Queenie Swann, as he was honored by his peers, is one of the first known Black cross-dressers and LGBTQIA activists. He was born William Dorsey Swann in slavery in 1858 and was the property of Ann Murray on her plantation in Hancock, Maryland. This location in Washington County was a convenient route for runaway slaves from Virginia and Maryland to Pennsylvania. Therefore, it is difficult to gauge the relationship that Swann and his two younger brothers, including Daniel Swann, had with Murray, as information about his biological parents was unavailable because of record-keeping during slavery.
Swann worked in hypermasculinity clothing at the Spencerian Business College (founded as Washington Business College) in Washington, DC. However, in 1882, he was found guilty of stealing books and party gadgets from the Washington Library Company and taking unknown objects from the home of Henry and Sara Spencer. Swann was dismissed from the job. He was sentenced to seven months in jail for both crimes.
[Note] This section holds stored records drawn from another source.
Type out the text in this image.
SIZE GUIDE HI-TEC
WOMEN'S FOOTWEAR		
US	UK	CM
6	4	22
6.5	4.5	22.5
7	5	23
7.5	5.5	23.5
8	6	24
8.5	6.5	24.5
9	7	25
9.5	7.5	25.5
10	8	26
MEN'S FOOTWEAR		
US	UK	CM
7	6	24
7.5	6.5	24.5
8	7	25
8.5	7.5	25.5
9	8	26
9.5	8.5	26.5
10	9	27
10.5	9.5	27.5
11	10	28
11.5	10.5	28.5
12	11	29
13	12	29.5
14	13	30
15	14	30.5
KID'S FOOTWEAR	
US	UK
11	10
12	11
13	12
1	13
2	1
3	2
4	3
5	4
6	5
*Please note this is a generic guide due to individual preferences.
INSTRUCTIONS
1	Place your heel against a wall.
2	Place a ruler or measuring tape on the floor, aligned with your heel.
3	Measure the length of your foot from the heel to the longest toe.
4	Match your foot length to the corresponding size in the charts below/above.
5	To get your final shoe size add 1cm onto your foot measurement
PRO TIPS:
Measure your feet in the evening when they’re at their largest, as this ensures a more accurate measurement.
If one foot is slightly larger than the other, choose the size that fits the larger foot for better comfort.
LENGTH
In 1887, Swann’s nicely decorated two-story house at 1504 L Street, Northwest, was raided by the District of Columbia police, who received a tip-off about a party with Black men in full elegant female costumes dancing to live drums, banjos, and fiddle. The following year, in 1888, over twenty-five men were seized by police dressed in elaborate costumes, wearing makeup, powdered wigs, dancing, and having a good time at Swann’s 30th birthday party. “The Queen” or “Mother Swann” as he was also known, was dragged to jail by police officers. His partner Pierce Lafayette had been the property of Alexander H. Stephens, vice president of the Confederate States of America, who was also present.
Swann’s parties were notorious for the affair. Everyone displayed their talents, from singing chalk-line walk/cakewalk songs to dancing and competing for prizes in talent competitions. On the two occasions when the police raided one of his ‘galas’ drag queens, straight men and the few Whites in attendance escaped by running out the back door, hiding in closets, and jumping out of windows.
In 1896, Swann was arrested for operating a business house of infamous gatherings for the second time. Although these proved to be trumped-up charges, he received a 10-month jail sentence. Swann petitioned the 22nd and 24th presidents of the United States for a pardon, claiming that he had a good name and could demonstrate continuous employment. He argued that his sentence was severe for the crime alleged and that if released, he would maintain a respectable and law-abiding life. His request was denied.
William Dorsey Swann died in 1954. He was 96.